Asashoryu (3-0) marked 33 straight wins Tuesday, extending the record he set earlier this week when he surpassed the 10-year mark of 30 consecutive victories by yokozuna Takanohana. Asashoryu is the overwhelming favorite to win the summer tournament.

In other major bouts, ozeki Chiyotaikai (3-0) slapped komusubi Miyabiyama (0-3) on the back as the opponent rose from the initial squatting position, sending the komusubi to the dirt.
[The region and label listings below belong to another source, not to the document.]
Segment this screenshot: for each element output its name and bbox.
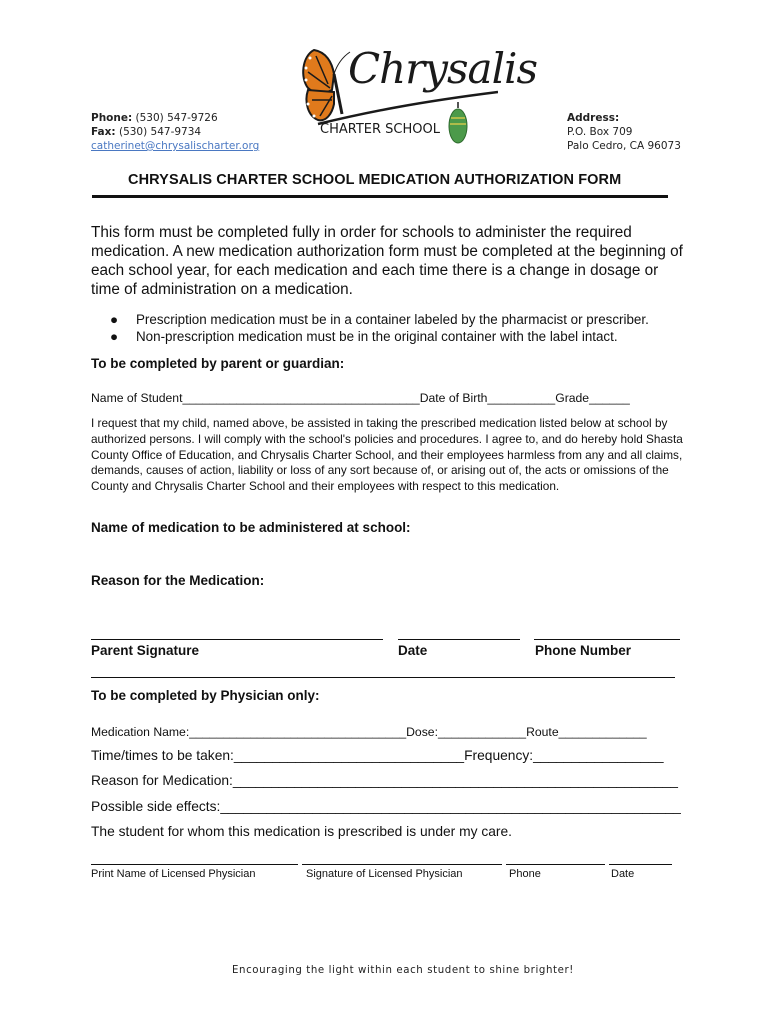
physician-signature-label: Signature of Licensed Physician — [306, 868, 463, 880]
address-label: Address: — [567, 112, 620, 124]
parent-signature-line[interactable] — [91, 639, 383, 640]
logo-script-text: Chrysalis — [348, 44, 538, 93]
medication-name-line[interactable]: Medication Name:________________________________Dose:_____________Route_____________ — [91, 725, 647, 739]
physician-section-heading: To be completed by Physician only: — [91, 688, 320, 703]
time-to-take-line[interactable]: Time/times to be taken:______________________________Frequency:_________________ — [91, 748, 664, 763]
physician-date-line[interactable] — [609, 864, 672, 865]
parent-date-line[interactable] — [398, 639, 520, 640]
physician-phone-label: Phone — [509, 868, 541, 880]
physician-date-label: Date — [611, 868, 635, 880]
contact-phone — [91, 111, 218, 125]
address-line2: Palo Cedro, CA 96073 — [567, 140, 681, 152]
contact-fax — [91, 125, 201, 139]
fax-value: (530) 547-9734 — [118, 126, 202, 138]
list-item: ● Non-prescription medication must be in the original container with the label intact. — [110, 329, 618, 344]
list-item: ● Prescription medication must be in a container labeled by the pharmacist or prescriber. — [110, 312, 649, 327]
parent-signature-label: Parent Signature — [91, 643, 200, 658]
bullet-icon: ● — [110, 329, 119, 344]
parent-phone-label: Phone Number — [535, 643, 632, 658]
logo-subtitle: CHARTER SCHOOL — [320, 122, 440, 137]
side-effects-line[interactable]: Possible side effects:____________________________________________________________ — [91, 799, 681, 814]
physician-phone-line[interactable] — [506, 864, 605, 865]
print-name-label: Print Name of Licensed Physician — [91, 868, 256, 880]
address-line1: P.O. Box 709 — [567, 126, 633, 138]
physician-signature-line[interactable] — [302, 864, 502, 865]
section-divider — [91, 677, 675, 678]
bullet-icon: ● — [110, 312, 119, 327]
school-logo — [298, 44, 538, 154]
care-statement: The student for whom this medication is prescribed is under my care. — [91, 824, 512, 839]
medication-name-heading: Name of medication to be administered at school: — [91, 520, 411, 535]
parent-phone-line[interactable] — [534, 639, 680, 640]
fax-label: Fax: — [91, 126, 116, 138]
form-title: CHRYSALIS CHARTER SCHOOL MEDICATION AUTHORIZATION FORM — [128, 172, 622, 188]
parent-date-label: Date — [398, 643, 428, 658]
title-divider — [92, 195, 668, 198]
request-paragraph: I request that my child, named above, be assisted in taking the prescribed medication listed below at school by authorized persons. I will comply with the school's policies and procedures. I agree to, and do hereby hold Shasta County Office of Education, and Chrysalis Charter School, and their employees harmless from any and all claims, demands, causes of action, liability or loss of any sort because of, or arising out of, the acts or omissions of the County and Chrysalis Charter School and their employees with respect to this medication. — [91, 416, 683, 494]
email-link[interactable]: catherinet@chrysalischarter.org — [91, 140, 260, 152]
reason-line[interactable]: Reason for Medication:__________________________________________________________ — [91, 773, 678, 788]
phone-label: Phone: — [91, 112, 133, 124]
intro-paragraph: This form must be completed fully in order for schools to administer the required medication. A new medication authorization form must be completed at the beginning of each school year, for each medication and each time there is a change in dosage or time of administration on a medication. — [91, 224, 683, 298]
medication-reason-heading: Reason for the Medication: — [91, 573, 265, 588]
footer-tagline: Encouraging the light within each student to shine brighter! — [232, 965, 574, 976]
requirements-list — [110, 311, 649, 345]
parent-section-heading: To be completed by parent or guardian: — [91, 356, 345, 371]
print-name-line[interactable] — [91, 864, 298, 865]
phone-value: (530) 547-9726 — [135, 112, 218, 124]
student-info-line[interactable]: Name of Student___________________________________Date of Birth__________Grade______ — [91, 391, 630, 405]
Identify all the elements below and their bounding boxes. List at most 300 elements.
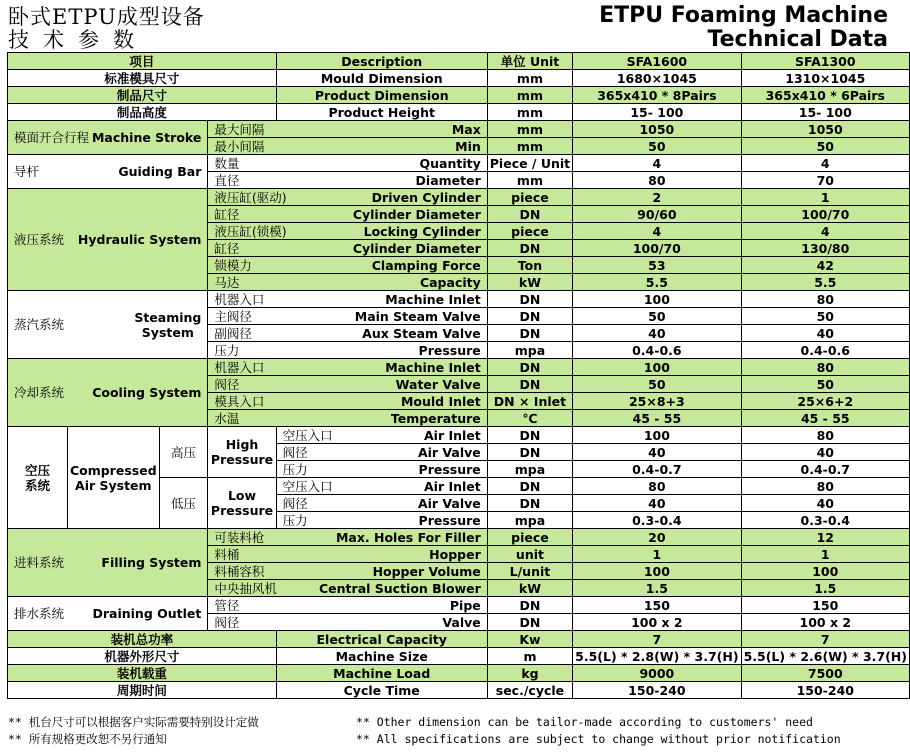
label-cn: 模面开合行程 — [14, 130, 90, 145]
label-en: Hopper — [429, 546, 481, 562]
footer-en-1: ** Other dimension can be tailor-made according to customers' need — [356, 715, 813, 729]
label-en: Water Valve — [395, 376, 481, 392]
label-cn: 模具入口 — [214, 393, 265, 409]
label-line-1: Low — [227, 488, 257, 503]
label-pair — [210, 598, 484, 613]
label-en: Air Valve — [417, 495, 481, 511]
unit-cell: DN — [487, 597, 572, 614]
sub-item — [208, 274, 487, 291]
sfa1300-value: 0.4-0.7 — [741, 461, 909, 478]
label-pair — [210, 275, 484, 290]
sub-item — [208, 138, 487, 155]
sub-item — [276, 444, 487, 461]
header-description: Description — [276, 53, 487, 70]
header-sfa1600: SFA1600 — [573, 53, 741, 70]
label-cn: 机器入口 — [214, 291, 265, 307]
label-cn: 阀径 — [214, 376, 240, 392]
group-label-filling — [8, 529, 208, 597]
sfa1300-value: 45 - 55 — [741, 410, 909, 427]
label-pair — [210, 343, 484, 358]
unit-cell: mm — [487, 138, 572, 155]
sfa1600-value: 100 — [573, 359, 741, 376]
unit-cell: mm — [487, 87, 572, 104]
table-row — [8, 648, 910, 665]
title-chinese — [8, 6, 205, 52]
label-cn: 阀径 — [282, 444, 308, 460]
table-row — [8, 291, 910, 308]
table-row — [8, 529, 910, 546]
label-en: Hopper Volume — [372, 563, 481, 579]
sub-item — [276, 495, 487, 512]
title-english — [599, 4, 888, 52]
item-cn: 标准模具尺寸 — [8, 70, 277, 87]
air-low-cn: 低压 — [159, 478, 208, 529]
label-pair — [210, 547, 484, 562]
sfa1300-value: 4 — [741, 223, 909, 240]
sfa1600-value: 80 — [573, 172, 741, 189]
sfa1600-value: 40 — [573, 325, 741, 342]
label-pair — [210, 581, 484, 596]
unit-cell: kW — [487, 274, 572, 291]
unit-cell: kg — [487, 665, 572, 682]
label-en: Diameter — [415, 172, 481, 188]
group-label-steam — [8, 291, 208, 359]
label-pair — [210, 309, 484, 324]
sfa1600-value: 15- 100 — [573, 104, 741, 121]
label-cn: 锁模力 — [214, 257, 252, 273]
sub-item — [276, 461, 487, 478]
description-cell: Mould Dimension — [276, 70, 487, 87]
sfa1300-value: 25×6+2 — [741, 393, 909, 410]
unit-cell: DN — [487, 359, 572, 376]
sub-item — [276, 427, 487, 444]
title-cn-line1: 卧式ETPU成型设备 — [8, 5, 205, 29]
label-cn: 阀径 — [282, 495, 308, 511]
sfa1300-value: 5.5 — [741, 274, 909, 291]
sfa1300-value: 80 — [741, 478, 909, 495]
label-cn: 缸径 — [214, 206, 240, 222]
sfa1300-value: 7500 — [741, 665, 909, 682]
sfa1300-value: 12 — [741, 529, 909, 546]
sub-item — [208, 614, 487, 631]
title-en-line1: ETPU Foaming Machine — [599, 3, 888, 28]
unit-cell: mm — [487, 70, 572, 87]
label-en: Filling System — [101, 555, 202, 570]
table-row — [8, 189, 910, 206]
sfa1300-value: 80 — [741, 291, 909, 308]
label-pair — [10, 310, 205, 340]
unit-cell: ℃ — [487, 410, 572, 427]
sfa1600-value: 50 — [573, 138, 741, 155]
label-en: Main Steam Valve — [354, 308, 481, 324]
table-row — [8, 155, 910, 172]
label-en: Capacity — [419, 274, 481, 290]
table-row — [8, 104, 910, 121]
label-line-1: Steaming — [134, 309, 202, 325]
sub-item — [208, 580, 487, 597]
label-line-1: 空压 — [24, 462, 50, 478]
label-pair — [210, 156, 484, 171]
label-pair — [210, 258, 484, 273]
unit-cell: DN — [487, 291, 572, 308]
label-pair — [279, 462, 485, 477]
label-en: Cylinder Diameter — [352, 240, 481, 256]
label-pair — [279, 479, 485, 494]
sfa1300-value: 1.5 — [741, 580, 909, 597]
label-cn: 空压入口 — [282, 478, 333, 494]
item-cn: 周期时间 — [8, 682, 277, 699]
title-en-line2: Technical Data — [707, 27, 888, 52]
sub-item — [276, 478, 487, 495]
sfa1600-value: 40 — [573, 495, 741, 512]
sfa1300-value: 70 — [741, 172, 909, 189]
group-label-draining — [8, 597, 208, 631]
sfa1300-value: 40 — [741, 325, 909, 342]
sfa1300-value: 130/80 — [741, 240, 909, 257]
sfa1300-value: 80 — [741, 359, 909, 376]
sfa1300-value: 15- 100 — [741, 104, 909, 121]
label-en: Mould Inlet — [400, 393, 481, 409]
description-cell: Machine Load — [276, 665, 487, 682]
sub-item — [208, 529, 487, 546]
unit-cell: DN — [487, 308, 572, 325]
table-row — [8, 427, 910, 444]
label-cn: 直径 — [214, 172, 240, 188]
label-en: Central Suction Blower — [319, 580, 481, 596]
unit-cell: L/unit — [487, 563, 572, 580]
label-cn: 中央抽风机 — [214, 580, 277, 596]
label-cn: 空压入口 — [282, 427, 333, 443]
label-cn: 液压缸(锁模) — [214, 223, 287, 239]
title-cn-line2: 技术参数 — [8, 28, 148, 52]
label-line-2: System — [141, 324, 194, 340]
label-pair — [279, 445, 485, 460]
label-cn: 缸径 — [214, 240, 240, 256]
label-cn: 管径 — [214, 597, 240, 613]
label-en: Machine Inlet — [385, 291, 481, 307]
sub-item — [208, 563, 487, 580]
sfa1600-value: 50 — [573, 376, 741, 393]
sfa1600-value: 7 — [573, 631, 741, 648]
sub-item — [208, 376, 487, 393]
unit-cell: DN — [487, 325, 572, 342]
label-en: Pressure — [418, 342, 481, 358]
footer-en-2: ** All specifications are subject to change without prior notification — [356, 732, 841, 746]
sub-item — [208, 206, 487, 223]
sub-item — [208, 308, 487, 325]
label-pair — [210, 360, 484, 375]
label-en: Cooling System — [92, 385, 202, 400]
label-line-2: Pressure — [210, 452, 274, 467]
label-pair — [210, 173, 484, 188]
group-label-hydraulic — [8, 189, 208, 291]
sfa1600-value: 365x410 * 8Pairs — [573, 87, 741, 104]
label-en: Valve — [442, 614, 481, 630]
sfa1600-value: 2 — [573, 189, 741, 206]
sfa1600-value: 90/60 — [573, 206, 741, 223]
unit-cell: piece — [487, 189, 572, 206]
label-en: Machine Stroke — [91, 130, 202, 145]
sfa1600-value: 100 — [573, 427, 741, 444]
sfa1600-value: 150-240 — [573, 682, 741, 699]
label-pair — [210, 207, 484, 222]
label-pair — [279, 428, 485, 443]
unit-cell: kW — [487, 580, 572, 597]
sfa1600-value: 1.5 — [573, 580, 741, 597]
table-row — [8, 53, 910, 70]
label-cn: 马达 — [214, 274, 240, 290]
sfa1600-value: 40 — [573, 444, 741, 461]
sfa1300-value: 150 — [741, 597, 909, 614]
label-cn: 进料系统 — [14, 555, 65, 570]
air-en-label — [67, 427, 159, 529]
unit-cell: mm — [487, 121, 572, 138]
sfa1600-value: 5.5 — [573, 274, 741, 291]
item-cn: 机器外形尺寸 — [8, 648, 277, 665]
label-en: Driven Cylinder — [371, 189, 481, 205]
label-pair — [210, 190, 484, 205]
label-pair — [210, 615, 484, 630]
label-cn: 压力 — [282, 461, 308, 477]
label-cn: 主阀径 — [214, 308, 252, 324]
unit-cell: DN — [487, 614, 572, 631]
sub-item — [208, 257, 487, 274]
label-pair — [210, 122, 484, 137]
header-sfa1300: SFA1300 — [741, 53, 909, 70]
label-cn: 液压系统 — [14, 232, 65, 247]
footer-cn-1: ** 机台尺寸可以根据客户实际需要特别设计定做 — [8, 715, 259, 729]
label-pair — [10, 555, 205, 570]
label-cn: 机器入口 — [214, 359, 265, 375]
sfa1300-value: 1 — [741, 189, 909, 206]
label-cn: 压力 — [214, 342, 240, 358]
label-pair — [10, 130, 205, 145]
unit-cell: DN × Inlet — [487, 393, 572, 410]
unit-cell: Kw — [487, 631, 572, 648]
sub-item — [276, 512, 487, 529]
sfa1300-value: 40 — [741, 495, 909, 512]
description-cell: Cycle Time — [276, 682, 487, 699]
label-en: Pipe — [449, 597, 481, 613]
table-row — [8, 70, 910, 87]
unit-cell: sec./cycle — [487, 682, 572, 699]
unit-cell: mm — [487, 172, 572, 189]
label-en: Cylinder Diameter — [352, 206, 481, 222]
sfa1300-value: 0.4-0.6 — [741, 342, 909, 359]
item-cn: 装机总功率 — [8, 631, 277, 648]
sfa1600-value: 80 — [573, 478, 741, 495]
label-en: Air Inlet — [424, 427, 481, 443]
description-cell: Machine Size — [276, 648, 487, 665]
label-en: Max — [451, 121, 481, 137]
sfa1300-value: 365x410 * 6Pairs — [741, 87, 909, 104]
label-pair — [279, 496, 485, 511]
unit-cell: mpa — [487, 461, 572, 478]
label-en: Pressure — [418, 461, 481, 477]
sfa1300-value: 50 — [741, 376, 909, 393]
description-cell: Product Height — [276, 104, 487, 121]
table-row — [8, 359, 910, 376]
label-cn: 可装料枪 — [214, 529, 265, 545]
label-line-2: Air System — [75, 477, 152, 493]
sfa1600-value: 0.3-0.4 — [573, 512, 741, 529]
sub-item — [208, 342, 487, 359]
sfa1600-value: 1680×1045 — [573, 70, 741, 87]
sfa1600-value: 0.4-0.7 — [573, 461, 741, 478]
sfa1300-value: 100 — [741, 563, 909, 580]
sfa1600-value: 0.4-0.6 — [573, 342, 741, 359]
item-cn: 制品高度 — [8, 104, 277, 121]
label-en: Max. Holes For Filler — [335, 529, 481, 545]
group-label-guiding — [8, 155, 208, 189]
unit-cell: DN — [487, 206, 572, 223]
footer-notes-cn — [8, 714, 259, 748]
label-en: Draining Outlet — [92, 606, 202, 621]
sfa1300-value: 50 — [741, 308, 909, 325]
air-cn-label — [8, 427, 68, 529]
item-cn: 制品尺寸 — [8, 87, 277, 104]
label-en: Temperature — [390, 410, 481, 426]
unit-cell: DN — [487, 495, 572, 512]
label-en: Min — [455, 138, 481, 154]
sfa1600-value: 1050 — [573, 121, 741, 138]
sfa1300-value: 80 — [741, 427, 909, 444]
group-label-stroke — [8, 121, 208, 155]
label-en: Machine Inlet — [385, 359, 481, 375]
unit-cell: Ton — [487, 257, 572, 274]
label-pair — [210, 377, 484, 392]
label-cn: 排水系统 — [14, 606, 65, 621]
sub-item — [208, 291, 487, 308]
unit-cell: mm — [487, 104, 572, 121]
label-en: Pressure — [418, 512, 481, 528]
table-row — [8, 631, 910, 648]
sfa1300-value: 40 — [741, 444, 909, 461]
label-cn: 最大间隔 — [214, 121, 265, 137]
label-pair — [210, 564, 484, 579]
item-cn: 装机载重 — [8, 665, 277, 682]
label-pair — [210, 530, 484, 545]
sfa1600-value: 100 x 2 — [573, 614, 741, 631]
label-cn: 料桶容积 — [214, 563, 265, 579]
table-row — [8, 665, 910, 682]
label-cn: 液压缸(驱动) — [214, 189, 287, 205]
unit-cell: Piece / Unit — [487, 155, 572, 172]
label-cn: 蒸汽系统 — [14, 317, 65, 332]
unit-cell: piece — [487, 223, 572, 240]
unit-cell: unit — [487, 546, 572, 563]
footer-notes-en — [356, 714, 841, 748]
label-pair — [210, 326, 484, 341]
air-low-en — [208, 478, 276, 529]
label-en: Air Inlet — [424, 478, 481, 494]
sfa1600-value: 1 — [573, 546, 741, 563]
sfa1300-value: 42 — [741, 257, 909, 274]
sub-item — [208, 393, 487, 410]
label-cn: 阀径 — [214, 614, 240, 630]
sfa1300-value: 1 — [741, 546, 909, 563]
label-cn: 最小间隔 — [214, 138, 265, 154]
unit-cell: DN — [487, 478, 572, 495]
label-en: Clamping Force — [371, 257, 481, 273]
sfa1600-value: 100/70 — [573, 240, 741, 257]
label-line-1: High — [225, 437, 259, 452]
sfa1600-value: 50 — [573, 308, 741, 325]
sfa1600-value: 53 — [573, 257, 741, 274]
sub-item — [208, 546, 487, 563]
unit-cell: DN — [487, 240, 572, 257]
sfa1600-value: 150 — [573, 597, 741, 614]
air-high-en — [208, 427, 276, 478]
unit-cell: DN — [487, 427, 572, 444]
sfa1600-value: 20 — [573, 529, 741, 546]
sfa1600-value: 100 — [573, 291, 741, 308]
label-cn: 导杆 — [14, 164, 40, 179]
sub-item — [208, 410, 487, 427]
footer-cn-2: ** 所有规格更改恕不另行通知 — [8, 732, 167, 746]
table-row — [8, 87, 910, 104]
unit-cell: DN — [487, 444, 572, 461]
sfa1300-value: 150-240 — [741, 682, 909, 699]
table-row — [8, 121, 910, 138]
sfa1600-value: 4 — [573, 223, 741, 240]
sfa1300-value: 5.5(L) * 2.6(W) * 3.7(H) — [741, 648, 909, 665]
air-high-cn: 高压 — [159, 427, 208, 478]
sfa1600-value: 45 - 55 — [573, 410, 741, 427]
label-pair — [210, 224, 484, 239]
label-pair — [279, 513, 485, 528]
sfa1300-value: 1050 — [741, 121, 909, 138]
label-line-2: 系统 — [24, 477, 50, 493]
label-pair — [210, 394, 484, 409]
sub-item — [208, 240, 487, 257]
sfa1300-value: 7 — [741, 631, 909, 648]
description-cell: Electrical Capacity — [276, 631, 487, 648]
label-en: Quantity — [419, 155, 481, 171]
label-pair — [10, 606, 205, 621]
table-row — [8, 682, 910, 699]
label-en: Locking Cylinder — [363, 223, 481, 239]
label-cn: 数量 — [214, 155, 240, 171]
sfa1600-value: 4 — [573, 155, 741, 172]
sfa1300-value: 0.3-0.4 — [741, 512, 909, 529]
sfa1600-value: 25×8+3 — [573, 393, 741, 410]
group-label-cooling — [8, 359, 208, 427]
sub-item — [208, 597, 487, 614]
sub-item — [208, 189, 487, 206]
label-line-1: Compressed — [69, 462, 157, 478]
label-cn: 副阀径 — [214, 325, 252, 341]
sfa1600-value: 9000 — [573, 665, 741, 682]
label-line-2: Pressure — [210, 503, 274, 518]
sfa1600-value: 5.5(L) * 2.8(W) * 3.7(H) — [573, 648, 741, 665]
label-pair — [210, 292, 484, 307]
label-en: Aux Steam Valve — [362, 325, 481, 341]
header-unit: 单位 Unit — [487, 53, 572, 70]
label-pair — [210, 139, 484, 154]
sfa1300-value: 100/70 — [741, 206, 909, 223]
sub-item — [208, 121, 487, 138]
label-en: Guiding Bar — [118, 164, 202, 179]
label-pair — [210, 411, 484, 426]
sfa1600-value: 100 — [573, 563, 741, 580]
header-item: 项目 — [8, 53, 277, 70]
label-pair — [10, 164, 205, 179]
label-en: Air Valve — [417, 444, 481, 460]
description-cell: Product Dimension — [276, 87, 487, 104]
sfa1300-value: 100 x 2 — [741, 614, 909, 631]
unit-cell: mpa — [487, 512, 572, 529]
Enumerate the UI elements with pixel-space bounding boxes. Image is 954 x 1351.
No. 3 maegashira (3-0) quickly shoved ozeki Musoyama (1-2) to the ringside and gave him an impressive right hand throw.

Ozeki Kaio (2-1) hugged No. 2 maegashira Asasekiryu (0-3) by the shoulder, bulldozed him to the side of the ring and pushed him out.

Mongolian sekiwake Kyokutenho was thrown down by lower-ranked Tokitsuumi (3-0), a No. 4 maegashira, for his second defeat against one victory.

Takanonami quits

Former ozeki Takanonami brought the curtain down on a career spanning 17 years on the raised ring when he announced his retirement from professional sumo Tuesday, the third day of the Summer Grand Sumo Tournament.

Takanonami, a former ozeki and two-time Emperor's Cup winner, was unable to hold back the tears at a news conference as he told reporters he has decided to call it quits as he can no longer compete at the top.

"I just can't wrestle the way I want to anymore," said Takanonami, who has been plagued with an ankle injury and other ailments."

Takanonami will continue to be involved in the sport as a sumo elder.

In 1994, Takanonami earned promotion to sumo's second-highest rank of ozeki and two years later beat Takanohana at the New Year tournament to win his first Emperor's Cup.